I have used an unverifiable substitute solution.
In the first year or two I was excited to gain knowledge and insight and connect the dots with other parts of esoterica ⎯ tarot for example ⎯ transpersonal psychology, the Western Mystery Tradition … that kind of thing. Oh yes, and theatre too.
And then, believe it or not, I received, as the saying goes, “a download.” A non-verbal psychic package, one that I confidently expect to spend the rest of my life trying to understand.
I soon began offering readings to anyone who would stand still long enough and from time to time people would ask me, “How long have you been doing this?”

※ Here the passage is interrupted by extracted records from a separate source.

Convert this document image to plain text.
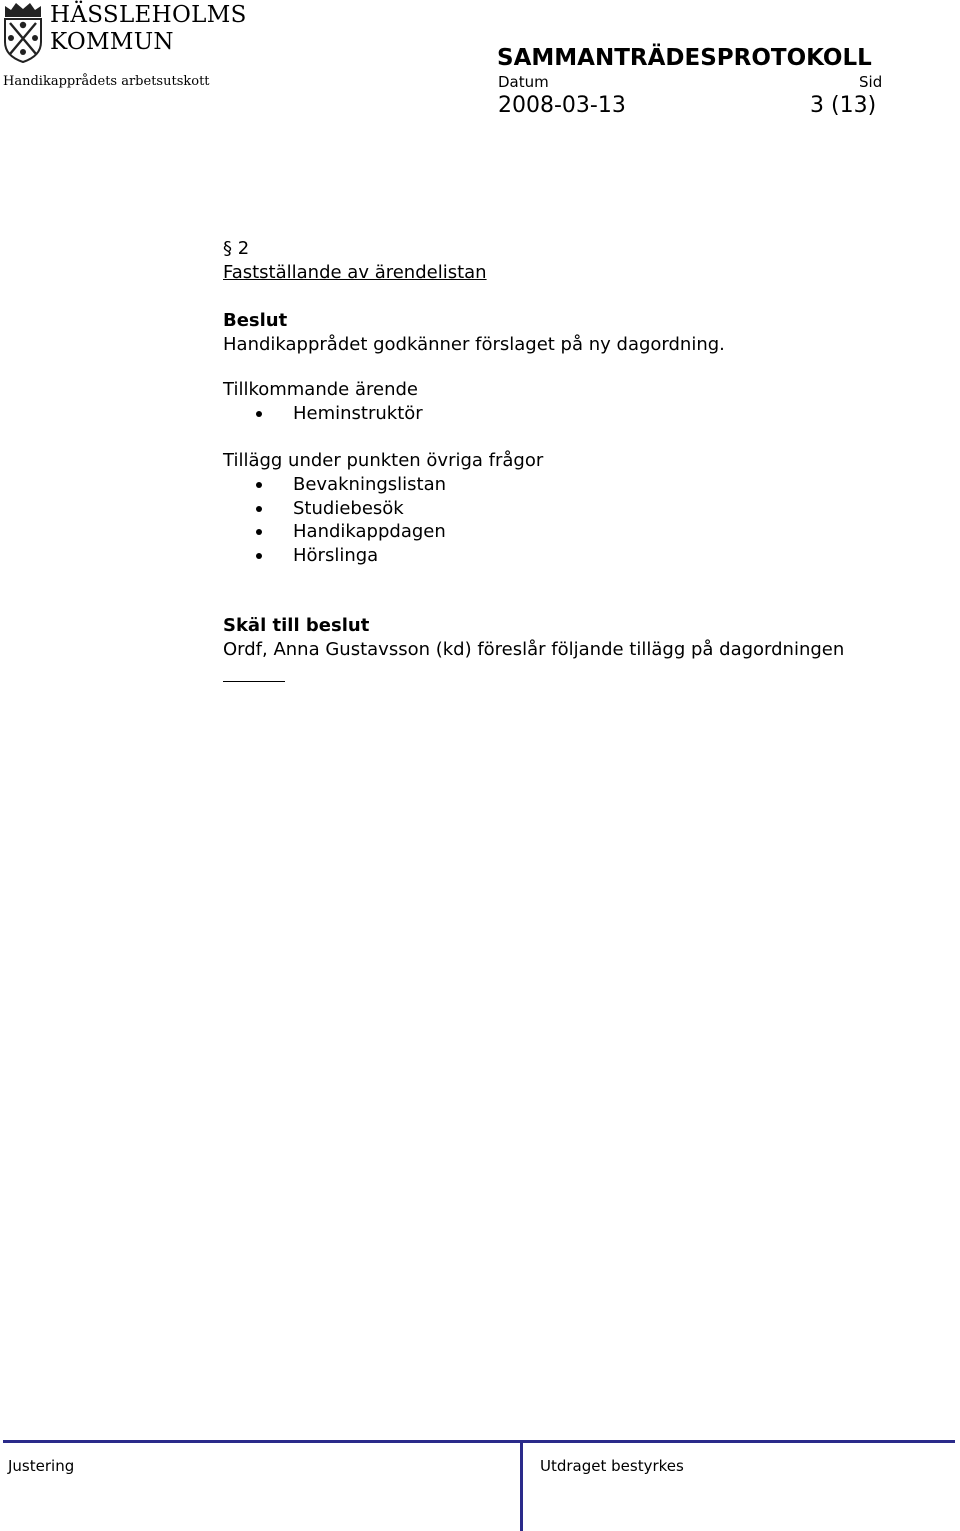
HÄSSLEHOLMS
KOMMUN
Handikapprådets arbetsutskott
SAMMANTRÄDESPROTOKOLL
Datum	Sid
2008-03-13	3 (13)
§ 2
Fastställande av ärendelistan
Beslut
Handikapprådet godkänner förslaget på ny dagordning.
Tillkommande ärende
Heminstruktör
Tillägg under punkten övriga frågor
Bevakningslistan
Studiebesök
Handikappdagen
Hörslinga
Skäl till beslut
Ordf, Anna Gustavsson (kd) föreslår följande tillägg på dagordningen
Justering	Utdraget bestyrkes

And I would answer truthfully, “Oh, three, maybe four months.”
And for some extraordinary reason, at that point the client seemed to lose confidence.
Once I realized that the expectation was of a more seasoned practitioner (and fair enough), the next time I was asked the question I responded differently, “Oh, three, maybe four lifetimes. As a matter of fact, back in Alexandria before the library was lost, I used to study with someone who was a close friend of Claudius Ptolemy.”
Claudius Ptolemy, image in public domain
And that was much better from the point of view of customer confidence.
And possibly not untruthful.
Who knows?
It’s funny but people always ask me how I became interested in working with plants and how long? My answer is the same, lifetimes. And like you, with acting and astrology, it’s deep in our soul.